Introduction: Cholangiocarcinoma is a common cancer in Thailand, endemic area of O. Viverrini. This study aims to investigate survival outcome and prognostic factors in Cholangiocarcinoma patient receiving surgical treatment. Methods: We retrospectively reviewed 736 consecutive patients with cholangiocarcinoma who underwent surgical treatment between October 2013 to December 2018. Patients were divided into Intrahepatic (iCCA), perihilar (pCCA) and distal (dCCA) groups. Principle outcomes were long-term survival and 90-day mortality.
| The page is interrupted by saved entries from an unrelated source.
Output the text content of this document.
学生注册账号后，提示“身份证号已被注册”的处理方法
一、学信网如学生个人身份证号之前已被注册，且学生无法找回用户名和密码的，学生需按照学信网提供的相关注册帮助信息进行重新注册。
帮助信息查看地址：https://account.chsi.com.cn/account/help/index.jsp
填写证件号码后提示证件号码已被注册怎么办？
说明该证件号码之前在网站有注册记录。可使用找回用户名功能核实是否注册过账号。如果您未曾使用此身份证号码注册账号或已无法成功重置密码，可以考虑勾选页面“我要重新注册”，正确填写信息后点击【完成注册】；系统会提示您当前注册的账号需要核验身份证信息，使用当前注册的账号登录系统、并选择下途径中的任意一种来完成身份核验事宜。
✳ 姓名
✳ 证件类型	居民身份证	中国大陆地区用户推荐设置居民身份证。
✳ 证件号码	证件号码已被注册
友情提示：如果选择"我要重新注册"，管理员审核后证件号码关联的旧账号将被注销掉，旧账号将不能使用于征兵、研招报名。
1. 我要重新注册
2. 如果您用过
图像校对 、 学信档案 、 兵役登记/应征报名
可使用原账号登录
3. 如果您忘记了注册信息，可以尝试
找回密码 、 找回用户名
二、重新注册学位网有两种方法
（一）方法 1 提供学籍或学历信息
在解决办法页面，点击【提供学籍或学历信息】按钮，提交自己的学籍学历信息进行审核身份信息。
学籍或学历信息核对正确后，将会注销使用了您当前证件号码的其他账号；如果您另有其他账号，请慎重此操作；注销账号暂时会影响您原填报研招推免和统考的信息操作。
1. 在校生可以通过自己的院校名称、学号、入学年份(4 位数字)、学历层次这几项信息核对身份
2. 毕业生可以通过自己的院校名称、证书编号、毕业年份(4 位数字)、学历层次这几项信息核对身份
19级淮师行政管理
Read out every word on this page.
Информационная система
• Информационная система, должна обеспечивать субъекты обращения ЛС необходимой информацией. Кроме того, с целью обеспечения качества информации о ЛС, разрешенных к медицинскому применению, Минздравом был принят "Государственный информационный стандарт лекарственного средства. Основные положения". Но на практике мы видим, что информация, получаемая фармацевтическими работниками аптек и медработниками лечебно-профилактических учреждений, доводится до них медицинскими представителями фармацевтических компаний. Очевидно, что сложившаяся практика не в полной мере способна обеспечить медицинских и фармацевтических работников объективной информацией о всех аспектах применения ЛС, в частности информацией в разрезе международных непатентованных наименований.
Results: Of the 736 patients, 407 (55%) were iCCA, 240 (33%) were pCCA and 89 (12%) were dCCA. Overall resectable rate was 78.3%; 75.2% in iCCA, 83.8% in pCCA and 77.5% in dCCA. In resectable patients, overall 90-day mortality was 10.9%; 11.0% in iCCA, 11.6% in pCCA and 8.9% in dCCA. Long-term survival for resectable patients was higher in patients with CA19-9 <200 U/mL (p<0.001), intraductal growth type (p<0.001), well-differentiation (p=0.001), negative nodal status (p<0.001), R0 margin (p<0.001), absence of LVI (p=0.001), absence of PNI (p<0.001) and absence of metastasis (p<0.001). In mutivariale analysis, R0 margin (p=0.001), negative nodal status (p=0.003) and absence of metastasis (p=0.002) were significant independent prognostic factors. The median survival was better in resectable group than unresectable group (11.6 vs 3.2 months, respectively, p<0.001). Furthermore, the median survivals for R0-resection with pM0 was 19.3 months (18.2, 24.5 and 18.4 in iCCA, pCCA and dCCA, respectively). Conclusion: Negative resection margin, absence of LN and absence of distant metastasis were the important factor affecting survival in CCA patients in the endemic area of O. Viverini.